Tonight we are taking it easy and staying home, just the hubby, kids and I (aaaah!!).
One of the tasty treats in our near future are potstickers. I am sooo not proficient at making these, they sure don’t look like a beautifully made potsticker…more like a pierogi…lol…go figure. But in the end it’s the taste I was after and it hit the mark. I just love fresh ginger in marinades! So many people have never purchased and used fresh ginger – they sure are missing out.
Whatever you are doing for New Years Eve…may it be fun, may it be save and may it be tasty!! Wishing you all health and luck in 2010!!
Chicken and Pork Potstickers Recipe
1/2 pound ground pork
1 pound ground chicken
2 cups Napa Cabbage, chopped fine
1 bunch of green onions, white and green sliced thin
4 TBS minced garlic
2 1/2 TBS soy sauce
4 TBS minced ginger root
2 TBS Asian sesame oil
1 teaspoon cornstarch mixed with 1 TBS water
Olive, peanut or Canola oil for frying
Mix together chicken, pork, cabbage, green onions, garlic, soy sauce, ginger and sesame oil. Use your hands until well incorporated. Lay out a dozen wrappers at a time and mound 1 to 1 1/2 teaspoonful of the filling (depending on size/shape of your wrappers) onto the center of your wrappers.
Wash your hands, then moisten edge of one wrapper at a time by dipping your fingers into the water/cornstarch mixture, run your finger around the edge, quickly fold over, press down and move to the next one. Go back to each wonton, moisten a bit more and fold edges over and pinch to seam. If using square wrappers fold the three “triangle” ends over. If using circle pinch and fold edges closed, like little pleats. A little extra of the water cornstarch mixture helps it along. Place assembled potstickers onto a baking sheet.
Preheat oven to 350 degrees.
Heat a large frying pan over medium-high heat; place enough oil to cover the bottom. Once hot, gently place potstickers into pan, careful not to crowd to much.
Fry for about 1-2 minutes per side…just until brown (pans vary). Place back on baking sheet and bake for 8 minutes. This gives you crispy fully cooked potstickers.

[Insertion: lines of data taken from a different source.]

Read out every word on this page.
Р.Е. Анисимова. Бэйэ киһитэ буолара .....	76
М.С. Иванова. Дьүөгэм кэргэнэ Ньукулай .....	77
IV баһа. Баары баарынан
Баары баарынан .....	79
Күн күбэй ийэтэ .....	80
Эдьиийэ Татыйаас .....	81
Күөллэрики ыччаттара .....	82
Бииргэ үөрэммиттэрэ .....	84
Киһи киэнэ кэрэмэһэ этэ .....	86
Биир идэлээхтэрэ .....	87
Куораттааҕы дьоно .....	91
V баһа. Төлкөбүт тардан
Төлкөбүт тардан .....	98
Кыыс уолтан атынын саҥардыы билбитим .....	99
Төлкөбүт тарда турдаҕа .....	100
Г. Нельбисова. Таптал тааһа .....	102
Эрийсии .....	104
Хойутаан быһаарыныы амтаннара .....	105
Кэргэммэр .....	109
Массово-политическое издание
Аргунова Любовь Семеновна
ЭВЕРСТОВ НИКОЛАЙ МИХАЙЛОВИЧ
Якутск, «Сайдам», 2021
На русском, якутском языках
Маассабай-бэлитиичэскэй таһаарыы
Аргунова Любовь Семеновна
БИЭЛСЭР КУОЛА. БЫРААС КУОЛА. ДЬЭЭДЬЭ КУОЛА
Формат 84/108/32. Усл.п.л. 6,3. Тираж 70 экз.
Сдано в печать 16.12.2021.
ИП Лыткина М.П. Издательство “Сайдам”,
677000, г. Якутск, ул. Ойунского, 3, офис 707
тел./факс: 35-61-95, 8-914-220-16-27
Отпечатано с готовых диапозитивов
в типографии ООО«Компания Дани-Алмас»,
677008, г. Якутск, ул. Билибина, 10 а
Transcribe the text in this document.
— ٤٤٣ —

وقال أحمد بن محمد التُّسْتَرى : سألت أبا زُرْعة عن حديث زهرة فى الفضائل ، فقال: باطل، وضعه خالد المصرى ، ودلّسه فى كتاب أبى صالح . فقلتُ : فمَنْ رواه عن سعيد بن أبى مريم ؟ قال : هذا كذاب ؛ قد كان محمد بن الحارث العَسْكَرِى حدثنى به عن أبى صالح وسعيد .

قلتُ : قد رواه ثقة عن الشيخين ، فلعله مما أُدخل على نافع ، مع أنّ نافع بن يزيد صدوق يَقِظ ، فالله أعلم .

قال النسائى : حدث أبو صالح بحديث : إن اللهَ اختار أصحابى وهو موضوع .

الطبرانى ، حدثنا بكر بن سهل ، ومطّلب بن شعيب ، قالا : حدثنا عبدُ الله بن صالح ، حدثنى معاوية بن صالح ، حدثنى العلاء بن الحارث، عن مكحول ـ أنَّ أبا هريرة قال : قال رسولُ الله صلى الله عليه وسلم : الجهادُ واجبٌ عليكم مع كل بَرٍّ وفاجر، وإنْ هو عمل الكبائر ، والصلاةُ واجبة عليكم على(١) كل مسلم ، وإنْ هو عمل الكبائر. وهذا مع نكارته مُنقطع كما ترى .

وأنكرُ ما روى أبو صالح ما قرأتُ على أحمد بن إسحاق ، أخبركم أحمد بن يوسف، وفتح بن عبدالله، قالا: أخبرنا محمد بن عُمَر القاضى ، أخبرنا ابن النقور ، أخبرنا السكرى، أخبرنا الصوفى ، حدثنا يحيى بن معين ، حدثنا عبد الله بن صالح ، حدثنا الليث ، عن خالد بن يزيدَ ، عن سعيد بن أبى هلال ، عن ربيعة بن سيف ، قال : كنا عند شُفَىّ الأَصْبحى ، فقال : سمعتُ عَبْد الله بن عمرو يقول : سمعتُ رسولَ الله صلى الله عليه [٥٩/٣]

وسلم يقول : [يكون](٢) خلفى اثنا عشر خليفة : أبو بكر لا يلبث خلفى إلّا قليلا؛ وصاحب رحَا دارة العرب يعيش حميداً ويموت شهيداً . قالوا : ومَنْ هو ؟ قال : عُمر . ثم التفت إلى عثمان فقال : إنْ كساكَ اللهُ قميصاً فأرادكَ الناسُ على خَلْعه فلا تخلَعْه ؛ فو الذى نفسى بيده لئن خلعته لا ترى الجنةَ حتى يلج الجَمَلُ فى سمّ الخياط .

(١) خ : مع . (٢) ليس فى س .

Just the way we like them.
If you like yours soft; use the biggest skillet you have and place enough water in it to cover the bottom about 1/4 inch. Add 1 teaspoon of oil to it and cook over med-high heat. Place the potstickers in there for about 5 -6 minutes, cover with a lid and steam to completion.
In a large bowl, combine
1/4 cup soy sauce
2 TBS unseasoned rice vinegar
3 TBS chopped scallions
1 TBS minced garlic
1 TBS minced ginger
1/2 TBS Asian sesame oil
1 teaspoon Asian Chili sauce or Chili garlic sauce (you could substitute a couple of dashes of Tabasco)
Mix all ingredients well with a whisk or fork. Serve with potstickers for dipping.
To use all the wonton wrappers if you purchase a pack of 50 or 60, you can easily double the recipe and freeze some uncooked on baking sheets for 2 hours, then transfer to freezer bags. When ready to use thaw for an hour, then cook.
This go round I could only find square wrappers, they typically hold a bit less filling than circle wrappers.